Şimdi, tabii, Sayın Bakan, Türkiye'nin küresel rekabette ilerleyebilmesi ve kalkınma gösterebilmesi için mutlaka ve mutlaka üretmesi, büyümeyi sağlayabilmesi ve sanayileşmesi gerekiyor. Ülkemizin refah düzeyini yükseltebilmemiz ve küresel ölçekte de ülkemizin rekabet edebilmesi için ülkeyi yöneten iktidarın da tabii, üretimde yapması gereken tercihler vardır. Yani bu tercihlerin neler olduğunu şöyle birkaç maddede sıralayacak olursak; örneğin verimlilik, ihracat odaklı üretim, katma değeri yüksek teknolojili üretim, üretim odaklı büyüme, ithal ham madde ikamesinin artırılması yani yerli üretimin desteklenmesi, inovasyon, AR-GE çalışmaları, Endüstri 4.0 konusunda gelişmiş ülkelerle rekabet edebilir seviyeye gelinmesi ve tabii ki istihdam odaklı eğitim diyebiliriz.

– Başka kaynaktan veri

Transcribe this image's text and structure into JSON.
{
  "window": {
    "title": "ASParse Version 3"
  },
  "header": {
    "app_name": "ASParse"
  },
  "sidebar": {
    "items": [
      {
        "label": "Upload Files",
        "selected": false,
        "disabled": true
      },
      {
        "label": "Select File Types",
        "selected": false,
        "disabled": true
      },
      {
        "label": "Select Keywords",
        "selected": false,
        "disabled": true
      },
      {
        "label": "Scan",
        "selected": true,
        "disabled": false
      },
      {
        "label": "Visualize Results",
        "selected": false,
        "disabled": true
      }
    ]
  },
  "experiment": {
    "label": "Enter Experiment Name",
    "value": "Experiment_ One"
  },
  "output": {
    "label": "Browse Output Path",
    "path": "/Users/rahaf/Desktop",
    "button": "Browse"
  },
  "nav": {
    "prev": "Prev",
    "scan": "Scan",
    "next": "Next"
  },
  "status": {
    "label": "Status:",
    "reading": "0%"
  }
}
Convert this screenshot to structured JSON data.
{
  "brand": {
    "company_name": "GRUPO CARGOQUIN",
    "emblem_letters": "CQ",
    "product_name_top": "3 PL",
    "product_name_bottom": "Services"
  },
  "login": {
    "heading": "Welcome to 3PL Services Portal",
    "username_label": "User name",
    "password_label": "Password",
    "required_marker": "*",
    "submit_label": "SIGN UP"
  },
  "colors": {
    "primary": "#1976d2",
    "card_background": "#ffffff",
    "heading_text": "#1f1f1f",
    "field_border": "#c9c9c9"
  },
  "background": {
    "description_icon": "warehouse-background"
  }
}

Sayın Bakan, şimdi sunumunuzda tabii birçok şeyden bahsettiniz ama bu başlıklar altında asıl öncelikli olarak, temel olarak üretim, istihdam ve ihracatımız açısından bir değerlendirme yapmamız da gerekiyor çünkü bugün sanayicimiz üretmekte zorlanıyor. Ben tabii geç bir saatte konuşuyorum şu anda, ben konuşmadan önce birçok arkadaşımız çeşitli değerlendirmeler yaptılar üretimle ilgili, ihracatımızla ilgili, aynı şeyleri çok fazla tekrar etmeden hızlı bir şekilde bazı vurguları tekrarlamak istiyorum. Açıkçası, sanayicimiz üretmekte zorlanıyor demiştim, mesela ihracatımız maalesef ucuzluyor, kilogram başına yüksek teknolojili ürün ihracatımız birçok gelişmekte olan ülkenin şu anda gerisinde, birçok arkadaşımız tarafından da bu vurgulandı. Yani bu ne demek oluyor? Gittikçe daha çok ihraç edip daha az kazanıyoruz demek. Mesela hâlâ yüksek oranda ham madde ithal eder durumdayız, bu da çok önemli. 2019 yılı OECD ülkeleri verilerine göre, ara mallarının ithalat oranı yüzde 10 ile yüzde 60 arasında değişmekteyken bizde en son -yani 2013-2021 ortalaması- yüzde 73 oranında; bir türlü bu oranı aşağıya çekemiyoruz.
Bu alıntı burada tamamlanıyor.